L’arrivée de Jarboe fera clairement évoluer le son du groupe, et son apport est bien mis en avant. C’est elle qui enseigne le chant à Gira, qui amorce des virages vers une musique industrielle plus dansante ("Time Is Money") ou plus mélodieuse, épurée et éthérée ("Blackmail", "In my Garden"). En revanche, il est dommage que les projets parallèles ne soient que vite mentionnés alors qu’il est indéniable que Drainland, l’album solo de Gira, ou 10 Songs For Another World avec World Of Skin n’ont pas à pâlir à côté des albums officiels. Même chose pour les écrits de Gira qui auraient mérité plus d’attention (le fabuleux La Bouche De Francis Bacon). Les relations avec l’Europe et l’Angleterre sont aussi détaillées (leur premier concert en Grande-Bretagne avec The Fall), et surtout le quotidien des tournées. Car si Gira est un artiste exigeant, il peut aussi se révéler infect avec ses propres musiciens, control freak autoritaire ou tout simplement c**. Nous sommes tous humains après tout, et l'on ne peut s’empêcher de voir en Gira une sorte de Klaus Kinski de la musique dark.

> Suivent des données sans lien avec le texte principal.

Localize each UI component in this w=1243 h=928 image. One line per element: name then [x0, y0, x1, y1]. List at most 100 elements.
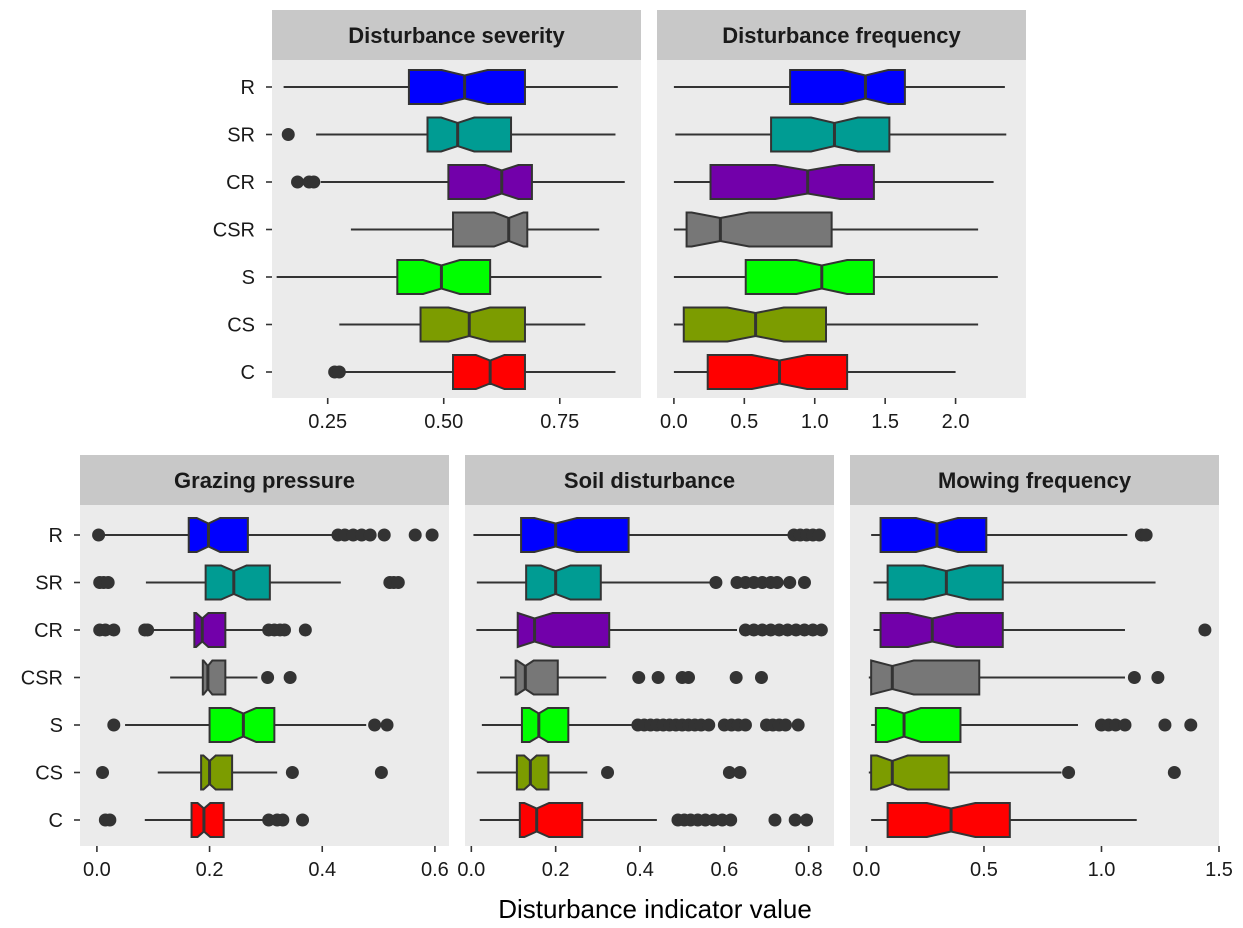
outlier-point — [797, 576, 811, 589]
outlier-point — [1139, 528, 1153, 542]
box-body — [520, 517, 630, 553]
outlier-point — [368, 718, 382, 732]
box-cr — [476, 611, 828, 649]
box-body — [187, 517, 249, 553]
y-tick-label: SR — [35, 573, 63, 595]
outlier-point — [101, 576, 115, 589]
box-body — [514, 659, 559, 696]
outlier-point — [103, 813, 117, 827]
box-body — [193, 612, 227, 648]
x-tick-label: 1.5 — [871, 411, 899, 433]
box-cs — [868, 754, 1181, 791]
x-tick-label: 1.5 — [1205, 859, 1233, 881]
box-body — [515, 754, 550, 791]
box-cs — [673, 306, 979, 343]
box-sr — [281, 116, 616, 153]
outlier-point — [733, 766, 747, 779]
outlier-point — [107, 718, 121, 732]
panel-strip — [272, 10, 641, 60]
x-tick-label: 0.0 — [660, 411, 688, 433]
box-csr — [868, 659, 1165, 696]
outlier-point — [391, 576, 405, 589]
outlier-point — [812, 528, 826, 542]
box-body — [525, 564, 602, 601]
box-c — [479, 802, 814, 838]
box-csr — [673, 211, 979, 248]
y-tick-label: CSR — [21, 668, 63, 690]
y-tick-label: S — [50, 715, 63, 737]
x-tick-label: 0.8 — [795, 859, 823, 881]
x-tick-label: 0.25 — [308, 411, 347, 433]
outlier-point — [724, 813, 738, 827]
outlier-point — [92, 528, 106, 542]
box-csr — [350, 211, 600, 248]
outlier-point — [1118, 718, 1132, 732]
y-tick-label: CR — [34, 620, 63, 642]
y-tick-label: CS — [227, 315, 255, 337]
box-cs — [339, 306, 586, 343]
panel-strip — [850, 455, 1219, 505]
box-body — [870, 754, 950, 791]
y-tick-label: SR — [227, 125, 255, 147]
box-r — [92, 517, 439, 553]
outlier-point — [1127, 671, 1141, 684]
panel-title: Grazing pressure — [174, 468, 355, 493]
panel-strip — [80, 455, 449, 505]
outlier-point — [380, 718, 394, 732]
box-body — [879, 517, 988, 553]
x-tick-label: 2.0 — [942, 411, 970, 433]
box-body — [870, 659, 981, 696]
box-csr — [170, 659, 297, 696]
box-body — [204, 564, 271, 601]
box-body — [744, 259, 875, 295]
y-tick-label: R — [241, 77, 255, 99]
box-sr — [675, 116, 1007, 153]
box-body — [874, 707, 962, 743]
box-cr — [93, 612, 312, 648]
x-tick-label: 0.2 — [196, 859, 224, 881]
x-tick-label: 0.6 — [421, 859, 449, 881]
box-body — [879, 612, 1004, 648]
outlier-point — [425, 528, 439, 542]
outlier-point — [729, 671, 743, 684]
box-r — [473, 517, 826, 553]
x-tick-label: 0.0 — [853, 859, 881, 881]
outlier-point — [96, 766, 110, 779]
box-body — [407, 69, 526, 105]
outlier-point — [276, 813, 290, 827]
box-s — [481, 707, 805, 743]
outlier-point — [722, 766, 736, 779]
x-tick-label: 1.0 — [1088, 859, 1116, 881]
x-tick-label: 0.5 — [970, 859, 998, 881]
box-s — [871, 707, 1198, 743]
box-body — [447, 164, 533, 200]
outlier-point — [377, 528, 391, 542]
x-tick-label: 0.2 — [542, 859, 570, 881]
outlier-point — [783, 576, 797, 589]
panel-title: Disturbance severity — [348, 23, 565, 48]
box-s — [673, 259, 998, 295]
box-cr — [291, 164, 625, 200]
outlier-point — [800, 813, 814, 827]
box-body — [706, 354, 849, 390]
outlier-point — [363, 528, 377, 542]
box-cs — [476, 754, 747, 791]
box-body — [886, 802, 1011, 838]
outlier-point — [788, 813, 802, 827]
outlier-point — [709, 576, 723, 589]
panel-strip — [657, 10, 1026, 60]
outlier-point — [814, 623, 828, 637]
outlier-point — [296, 813, 310, 827]
box-cr — [873, 612, 1212, 648]
box-body — [201, 659, 227, 696]
box-body — [770, 116, 891, 153]
outlier-point — [107, 623, 121, 637]
panel-3: Grazing pressure 0.0 0.2 0.4 0.6 R SR CR CSR S CS C — [21, 455, 449, 881]
outlier-point — [277, 623, 291, 637]
outlier-point — [374, 766, 388, 779]
x-tick-label: 0.75 — [540, 411, 579, 433]
outlier-point — [408, 528, 422, 542]
box-body — [452, 211, 529, 248]
outlier-point — [1167, 766, 1181, 779]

Les performances live sont elles-mêmes des instants implacables, terrifiants, aux allures de grand messe. Impossible d'oublier un concert de Swans tant on est hypnotisé et terrassé par la masse sonore et les cris de Gira. Alors, c’est sûr que le fossé est grand entre "Raping a Slave" et la reprise de "Love will tear us apart" ou les expérimentations de Soundtracks For The Blind, mais tous ces enregistrements ne laissent pas présager de la totale mise à nu émotionnelle que l’on se prend en pleine gueule quand on est dans la fosse.
Nick Soulsby s’attarde aussi beaucoup sur les aspects financiers et comment perdurer dans le business musical quand on ne fait pas de compromis, les liens étroits avec le public et la difficulté de mener un label indépendant comme Young God Records (Devendra Banhart, Akron/Family…). Étrangement les parties dédiées au retour du groupe en 2010 avec My Father Will Guide Me Up A Rope To The Sky et ce qui a suivi sont bien moins passionnantes, peut-être parce que l’auteur ne met plus l’accent que sur le succès scénique du groupe et l’accueil dithyrambique reçu et non plus sur les albums ou la difficulté à les accoucher. En revanche, les sections sur les pochettes de disques et l’esthétique sont toujours passionnantes.
Au final, même si l’ouvrage nous laisse avec quelques frustrations, il est foisonnant, bourré d’informations et d’anecdotes, et surtout donne envie de réécouter tous les disques dans l’ordre pour se rendre compte à quel point Swans est fondamental dans le paysage musical de ces quarante dernières années. L’histoire du projet ne s’est pas non plus achevée avec le livre : deux albums, Leaving Meaning (2019) et The Beggar (2023), ont encore ouvert de nouveaux espaces sonores pour la formation américaine. L’état de grâce est toujours bien présent, et le concert de novembre prochain à l’Elysée Montmarte le confirmera sans nul doute. Le livre de Soulsby demeure aussi, au-delà de Swans, une sorte de manifeste sur la volonté et la persévérance, et sur toutes les difficultés auxquelles on doit faire face pour arriver au but que l’on s’est fixé, surtout quand ce but ne peut être atteint seul mais avec le talent et la dévotion d’autres personnes.